すべての営業担当者に(※)オンボーディングを実施し、新しいテクノロジーや戦略に関するワークショップを随時開催するとよいでしょう。
オンボーディング
オンボーディングとは、新入社員を企業にとって有用な人材に育成する施策やプロセスのことです。入社後に起きやすい早期離職を防ぎ、社員を定着させる施策という意味も含まれます。 オンボーディングの元の意味は乗り物に乗り込んでいる状態であり、新入社員が組織に含まれた様子を表しています。 (ここでいう「新入社員」には、中途採用者も含みます。) 参考サイト https://www.jmam.co.jp/hrm/column/0027-onbording.html
さいごに
企業の成功を定義する際に、「セールス・イネーブルメント」という言葉が取り上げられることが多くなってきました。その戦略の定義や内容は企業ごとに異なりますが、企業の成功には不可欠であるという点では共通しています。
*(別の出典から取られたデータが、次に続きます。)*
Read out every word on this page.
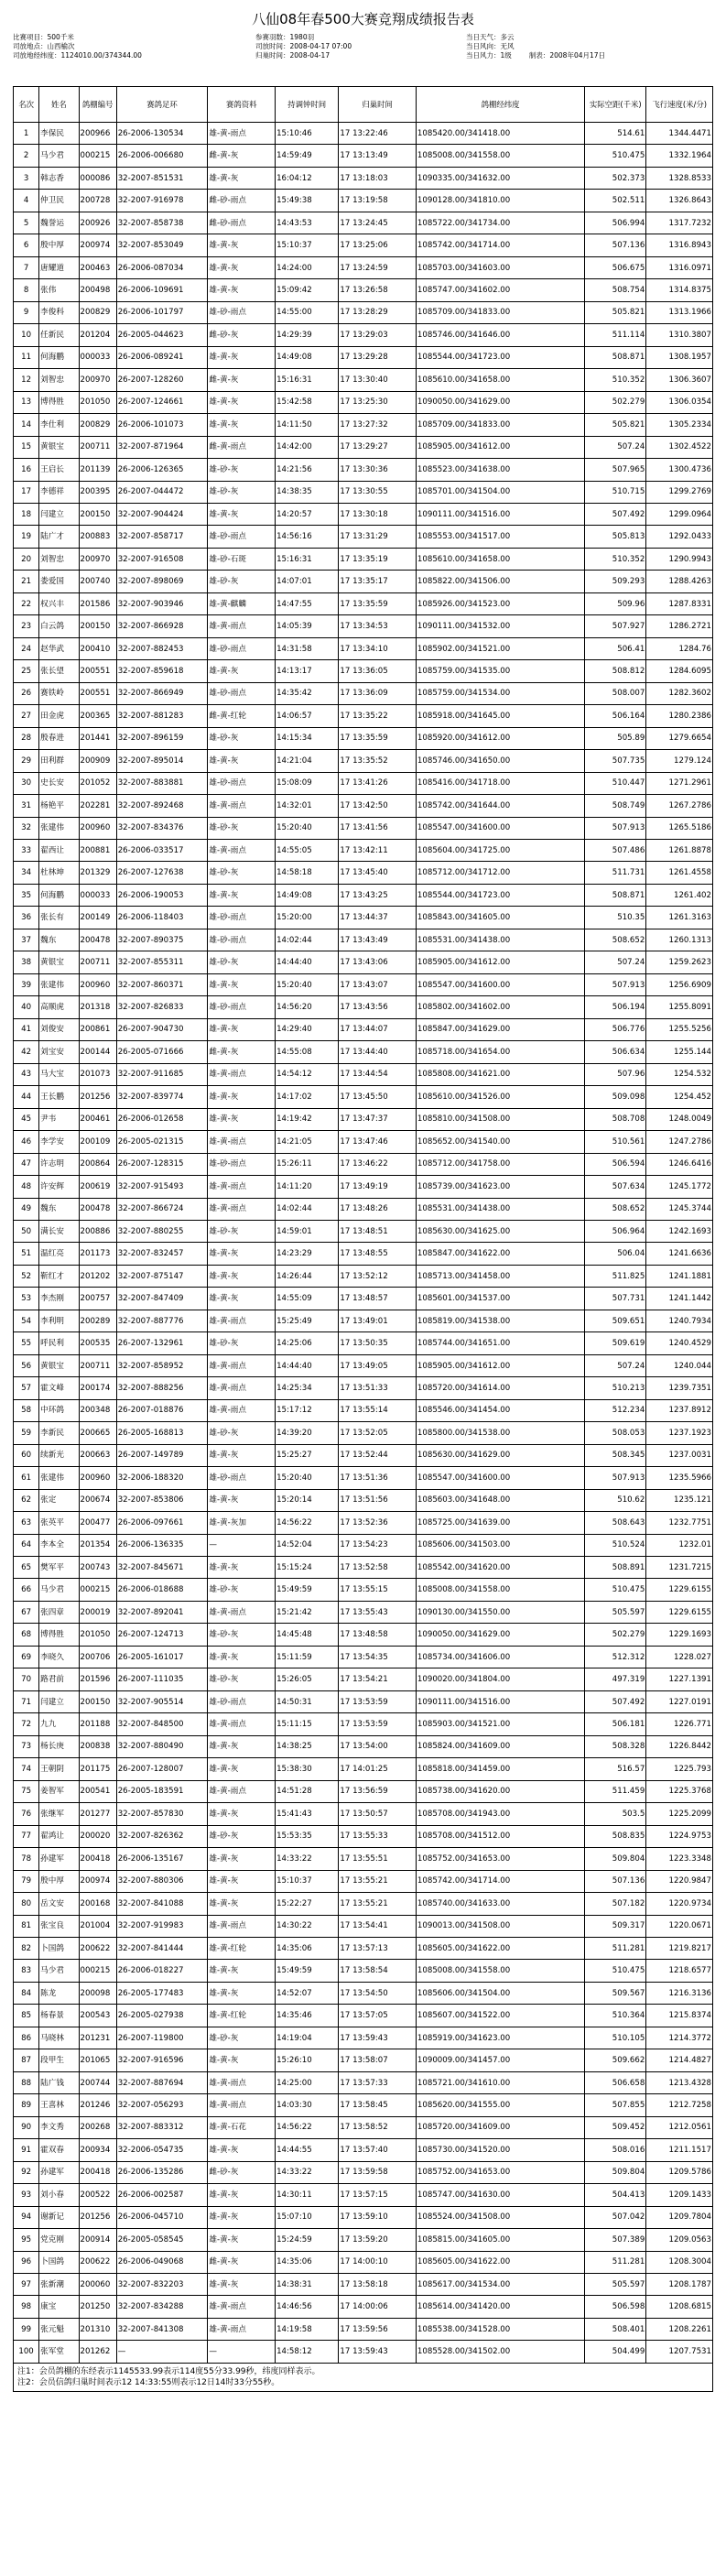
八仙08年春500大赛竞翔成绩报告表
比赛项目：500千米
司放地点：山西榆次
司放地经纬度：1124010.00/374344.00
参赛羽数：1980羽
司放时间：2008-04-17 07:00
归巢时间：2008-04-17
当日天气：多云
当日风向：无风
当日风力：1级	制表：2008年04月17日
名次	姓名	鸽棚编号	赛鸽足环	赛鸽资料	持调钟时间	归巢时间	鸽棚经纬度	实际空距(千米)	飞行速度(米/分)
1	李保民	200966	26-2006-130534	雄-黄-雨点	15:10:46	17 13:22:46	1085420.00/341418.00	514.61	1344.4471
2	马少君	000215	26-2006-006680	雌-黄-灰	14:59:49	17 13:13:49	1085008.00/341558.00	510.475	1332.1964
3	韩志香	000086	32-2007-851531	雄-黄-灰	16:04:12	17 13:18:03	1090335.00/341632.00	502.373	1328.8533
4	仲卫民	200728	32-2007-916978	雌-砂-雨点	15:49:38	17 13:19:58	1090128.00/341810.00	502.511	1326.8643
5	魏誉运	200926	32-2007-858738	雌-砂-雨点	14:43:53	17 13:24:45	1085722.00/341734.00	506.994	1317.7232
6	殷中厚	200974	32-2007-853049	雄-黄-灰	15:10:37	17 13:25:06	1085742.00/341714.00	507.136	1316.8943
7	唐耀道	200463	26-2006-087034	雄-黄-灰	14:24:00	17 13:24:59	1085703.00/341603.00	506.675	1316.0971
8	张伟	200498	26-2006-109691	雄-黄-灰	15:09:42	17 13:26:58	1085747.00/341602.00	508.754	1314.8375
9	李俊科	200829	26-2006-101797	雄-砂-雨点	14:55:00	17 13:28:29	1085709.00/341833.00	505.821	1313.1966
10	任新民	201204	26-2005-044623	雌-砂-灰	14:29:39	17 13:29:03	1085746.00/341646.00	511.114	1310.3807
11	何海鹏	000033	26-2006-089241	雄-黄-灰	14:49:08	17 13:29:28	1085544.00/341723.00	508.871	1308.1957
12	刘智忠	200970	26-2007-128260	雌-黄-灰	15:16:31	17 13:30:40	1085610.00/341658.00	510.352	1306.3607
13	博得胜	201050	26-2007-124661	雄-黄-灰	15:42:58	17 13:25:30	1090050.00/341629.00	502.279	1306.0354
14	李仕利	200829	26-2006-101073	雄-黄-灰	14:11:50	17 13:27:32	1085709.00/341833.00	505.821	1305.2334
15	黄银宝	200711	32-2007-871964	雌-黄-雨点	14:42:00	17 13:29:27	1085905.00/341612.00	507.24	1302.4522
16	王启长	201139	26-2006-126365	雄-砂-灰	14:21:56	17 13:30:36	1085523.00/341638.00	507.965	1300.4736
17	李德祥	200395	26-2007-044472	雄-砂-灰	14:38:35	17 13:30:55	1085701.00/341504.00	510.715	1299.2769
18	闫建立	200150	32-2007-904424	雄-黄-灰	14:20:57	17 13:30:18	1090111.00/341516.00	507.492	1299.0964
19	陆广才	200883	32-2007-858717	雄-砂-雨点	14:56:16	17 13:31:29	1085553.00/341517.00	505.813	1292.0433
20	刘智忠	200970	32-2007-916508	雄-砂-石斑	15:16:31	17 13:35:19	1085610.00/341658.00	510.352	1290.9943
21	娄爱国	200740	32-2007-898069	雄-砂-灰	14:07:01	17 13:35:17	1085822.00/341506.00	509.293	1288.4263
22	权兴丰	201586	32-2007-903946	雄-黄-麒麟	14:47:55	17 13:35:59	1085926.00/341523.00	509.96	1287.8331
23	白云鸽	200150	32-2007-866928	雄-黄-雨点	14:05:39	17 13:34:53	1090111.00/341532.00	507.927	1286.2721
24	赵华武	200410	32-2007-882453	雄-砂-雨点	14:31:58	17 13:34:10	1085902.00/341521.00	506.41	1284.76
25	张长望	200551	32-2007-859618	雄-黄-灰	14:13:17	17 13:36:05	1085759.00/341535.00	508.812	1284.6095
26	赛铁岭	200551	32-2007-866949	雄-砂-雨点	14:35:42	17 13:36:09	1085759.00/341534.00	508.007	1282.3602
27	田金虎	200365	32-2007-881283	雌-黄-红轮	14:06:57	17 13:35:22	1085918.00/341645.00	506.164	1280.2386
28	殷春进	201441	32-2007-896159	雄-砂-灰	14:15:34	17 13:35:59	1085920.00/341612.00	505.89	1279.6654
29	田利群	200909	32-2007-895014	雄-黄-灰	14:21:04	17 13:35:52	1085746.00/341650.00	507.735	1279.124
30	史长安	201052	32-2007-883881	雄-砂-雨点	15:08:09	17 13:41:26	1085416.00/341718.00	510.447	1271.2961
31	杨艳平	202281	32-2007-892468	雄-黄-雨点	14:32:01	17 13:42:50	1085742.00/341644.00	508.749	1267.2786
32	张建伟	200960	32-2007-834376	雄-砂-灰	15:20:40	17 13:41:56	1085547.00/341600.00	507.913	1265.5186
33	翟西让	200881	26-2006-033517	雄-黄-雨点	14:55:05	17 13:42:11	1085604.00/341725.00	507.486	1261.8878
34	杜林坤	201329	26-2007-127638	雄-砂-灰	14:58:18	17 13:45:40	1085712.00/341712.00	511.731	1261.4558
35	何海鹏	000033	26-2006-190053	雄-黄-灰	14:49:08	17 13:43:25	1085544.00/341723.00	508.871	1261.402
36	张长有	200149	26-2006-118403	雄-砂-雨点	15:20:00	17 13:44:37	1085843.00/341605.00	510.35	1261.3163
37	魏东	200478	32-2007-890375	雄-砂-雨点	14:02:44	17 13:43:49	1085531.00/341438.00	508.652	1260.1313
38	黄银宝	200711	32-2007-855311	雄-砂-灰	14:44:40	17 13:43:06	1085905.00/341612.00	507.24	1259.2623
39	张建伟	200960	32-2007-860371	雄-黄-灰	15:20:40	17 13:43:07	1085547.00/341600.00	507.913	1256.6909
40	高顺虎	201318	32-2007-826833	雄-砂-雨点	14:56:20	17 13:43:56	1085802.00/341602.00	506.194	1255.8091
41	刘俊安	200861	26-2007-904730	雄-黄-灰	14:29:40	17 13:44:07	1085847.00/341629.00	506.776	1255.5256
42	刘宝安	200144	26-2005-071666	雌-黄-灰	14:55:08	17 13:44:40	1085718.00/341654.00	506.634	1255.144
43	马大宝	201073	32-2007-911685	雄-黄-雨点	14:54:12	17 13:44:54	1085808.00/341621.00	507.96	1254.532
44	王长鹏	201256	32-2007-839774	雄-黄-灰	14:17:02	17 13:45:50	1085610.00/341526.00	509.098	1254.452
45	尹韦	200461	26-2006-012658	雄-黄-灰	14:19:42	17 13:47:37	1085810.00/341508.00	508.708	1248.0049
46	李学安	200109	26-2005-021315	雄-黄-雨点	14:21:05	17 13:47:46	1085652.00/341540.00	510.561	1247.2786
47	许志明	200864	26-2007-128315	雄-砂-雨点	15:26:11	17 13:46:22	1085712.00/341758.00	506.594	1246.6416
48	许安辉	200619	32-2007-915493	雄-黄-雨点	14:11:20	17 13:49:19	1085739.00/341623.00	507.634	1245.1772
49	魏东	200478	32-2007-866724	雄-黄-雨点	14:02:44	17 13:48:26	1085531.00/341438.00	508.652	1245.3744
50	满长安	200886	32-2007-880255	雄-砂-灰	14:59:01	17 13:48:51	1085630.00/341625.00	506.964	1242.1693
51	温红亮	201173	32-2007-832457	雄-黄-灰	14:23:29	17 13:48:55	1085847.00/341622.00	506.04	1241.6636
52	靳红才	201202	32-2007-875147	雄-黄-灰	14:26:44	17 13:52:12	1085713.00/341458.00	511.825	1241.1881
53	李杰刚	200757	32-2007-847409	雄-黄-灰	14:55:09	17 13:48:57	1085601.00/341537.00	507.731	1241.1442
54	李利明	200289	32-2007-887776	雄-黄-雨点	15:25:49	17 13:49:01	1085819.00/341538.00	509.651	1240.7934
55	呼民利	200535	26-2007-132961	雄-砂-灰	14:25:06	17 13:50:35	1085744.00/341651.00	509.619	1240.4529
56	黄银宝	200711	32-2007-858952	雄-黄-雨点	14:44:40	17 13:49:05	1085905.00/341612.00	507.24	1240.044
57	霍文峰	200174	32-2007-888256	雄-黄-雨点	14:25:34	17 13:51:33	1085720.00/341614.00	510.213	1239.7351
58	中环鸽	200348	26-2007-018876	雄-黄-雨点	15:17:12	17 13:55:14	1085546.00/341454.00	512.234	1237.8912
59	李新民	200665	26-2005-168813	雄-砂-灰	14:39:20	17 13:52:05	1085800.00/341538.00	508.053	1237.1923
60	续新光	200663	26-2007-149789	雄-黄-灰	15:25:27	17 13:52:44	1085630.00/341629.00	508.345	1237.0031
61	张建伟	200960	32-2006-188320	雄-砂-雨点	15:20:40	17 13:51:36	1085547.00/341600.00	507.913	1235.5966
62	张定	200674	32-2007-853806	雄-黄-灰	15:20:14	17 13:51:56	1085603.00/341648.00	510.62	1235.121
63	张英平	200477	26-2006-097661	雄-黄-灰加	14:56:22	17 13:52:36	1085725.00/341639.00	508.643	1232.7751
64	李本全	201354	26-2006-136335	—	14:52:04	17 13:54:23	1085606.00/341503.00	510.524	1232.01
65	樊军平	200743	32-2007-845671	雄-黄-灰	15:15:24	17 13:52:58	1085542.00/341620.00	508.891	1231.7215
66	马少君	000215	26-2006-018688	雄-砂-灰	15:49:59	17 13:55:15	1085008.00/341558.00	510.475	1229.6155
67	张四章	200019	32-2007-892041	雄-黄-雨点	15:21:42	17 13:55:43	1090130.00/341550.00	505.597	1229.6155
68	博得胜	201050	26-2007-124713	雄-砂-灰	14:45:48	17 13:48:58	1090050.00/341629.00	502.279	1229.1693
69	李晓久	200706	26-2005-161017	雄-黄-灰	15:11:59	17 13:54:35	1085734.00/341606.00	512.312	1228.027
70	路君前	201596	26-2007-111035	雄-砂-灰	15:26:05	17 13:54:21	1090020.00/341804.00	497.319	1227.1391
71	闫建立	200150	32-2007-905514	雄-砂-雨点	14:50:31	17 13:53:59	1090111.00/341516.00	507.492	1227.0191
72	九九	201188	32-2007-848500	雄-黄-雨点	15:11:15	17 13:53:59	1085903.00/341521.00	506.181	1226.771
73	杨长庚	200838	32-2007-880490	雄-黄-灰	14:38:25	17 13:54:00	1085824.00/341609.00	508.328	1226.8442
74	王朝阴	201175	26-2007-128007	雄-黄-灰	15:38:30	17 14:01:25	1085818.00/341459.00	516.57	1225.793
75	姜智军	200541	26-2005-183591	雄-黄-雨点	14:51:28	17 13:56:59	1085738.00/341620.00	511.459	1225.3768
76	张继军	201277	32-2007-857830	雄-黄-灰	15:41:43	17 13:50:57	1085708.00/341943.00	503.5	1225.2099
77	翟鸿让	200020	32-2007-826362	雄-砂-灰	15:53:35	17 13:55:33	1085708.00/341512.00	508.835	1224.9753
78	孙建军	200418	26-2006-135167	雄-黄-灰	14:33:22	17 13:55:51	1085752.00/341653.00	509.804	1223.3348
79	殷中厚	200974	32-2007-880306	雄-黄-灰	15:10:37	17 13:55:21	1085742.00/341714.00	507.136	1220.9847
80	岳文安	200168	32-2007-841088	雄-黄-灰	15:22:27	17 13:55:21	1085740.00/341633.00	507.182	1220.9734
81	张宝良	201004	32-2007-919983	雄-黄-雨点	14:30:22	17 13:54:41	1090013.00/341508.00	509.317	1220.0671
82	卜国鸽	200622	32-2007-841444	雄-黄-红轮	14:35:06	17 13:57:13	1085605.00/341622.00	511.281	1219.8217
83	马少君	000215	26-2006-018227	雄-黄-灰	15:49:59	17 13:58:54	1085008.00/341558.00	510.475	1218.6577
84	陈龙	200098	26-2005-177483	雄-黄-灰	14:52:07	17 13:54:50	1085606.00/341504.00	509.567	1216.3136
85	杨春景	200543	26-2005-027938	雄-黄-红轮	14:35:46	17 13:57:05	1085607.00/341522.00	510.364	1215.8374
86	马晓林	201231	26-2007-119800	雄-砂-灰	14:19:04	17 13:59:43	1085919.00/341623.00	510.105	1214.3772
87	段甲生	201065	32-2007-916596	雄-黄-灰	15:26:10	17 13:58:07	1090009.00/341457.00	509.662	1214.4827
88	陆广钱	200744	32-2007-887694	雄-黄-雨点	14:25:00	17 13:57:33	1085721.00/341610.00	506.658	1213.4328
89	王喜林	201246	32-2007-056293	雄-黄-雨点	14:03:30	17 13:58:45	1085620.00/341555.00	507.855	1212.7258
90	李文秀	200268	32-2007-883312	雄-黄-石花	14:56:22	17 13:58:52	1085720.00/341609.00	509.452	1212.0561
91	霍双春	200934	32-2006-054735	雄-黄-灰	14:44:55	17 13:57:40	1085730.00/341520.00	508.016	1211.1517
92	孙建军	200418	26-2006-135286	雌-砂-灰	14:33:22	17 13:59:58	1085752.00/341653.00	509.804	1209.5786
93	刘小春	200522	26-2006-002587	雄-黄-灰	14:30:11	17 13:57:15	1085747.00/341630.00	504.413	1209.1433
94	谢新记	201256	26-2006-045710	雄-黄-灰	15:07:10	17 13:59:10	1085524.00/341508.00	507.042	1209.7804
95	党克刚	200914	26-2005-058545	雄-黄-灰	15:24:59	17 13:59:20	1085815.00/341605.00	507.389	1209.0563
96	卜国鸽	200622	26-2006-049068	雌-黄-灰	14:35:06	17 14:00:10	1085605.00/341622.00	511.281	1208.3004
97	张新潮	200060	32-2007-832203	雄-黄-灰	14:38:31	17 13:58:18	1085617.00/341534.00	505.597	1208.1787
98	康宝	201250	32-2007-834288	雄-黄-雨点	14:46:56	17 14:00:06	1085614.00/341420.00	506.598	1208.6815
99	张元魁	201310	32-2007-841308	雄-黄-雨点	14:19:58	17 13:59:56	1085538.00/341528.00	508.401	1208.2261
100	张军堂	201262	—	—	14:58:12	17 13:59:43	1085528.00/341502.00	504.499	1207.7531
注1：会员鸽棚的东经表示1145533.99表示114度55分33.99秒，纬度同样表示。
注2：会员信鸽归巢时间表示12 14:33:55则表示12日14时33分55秒。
セールス・イネーブルメントを効果的に活用するためには、営業チームが効率的に営業活動ができるよう、適切なトレーニングを受けて営業テクニックを身につけて、ときには営業活動を手助けするツールやソフトを利用する必要があります。 つまり、セールス・イネーブルメント戦略を実行することで、より効率的かつ効果的にコンバーションを獲得できるということです。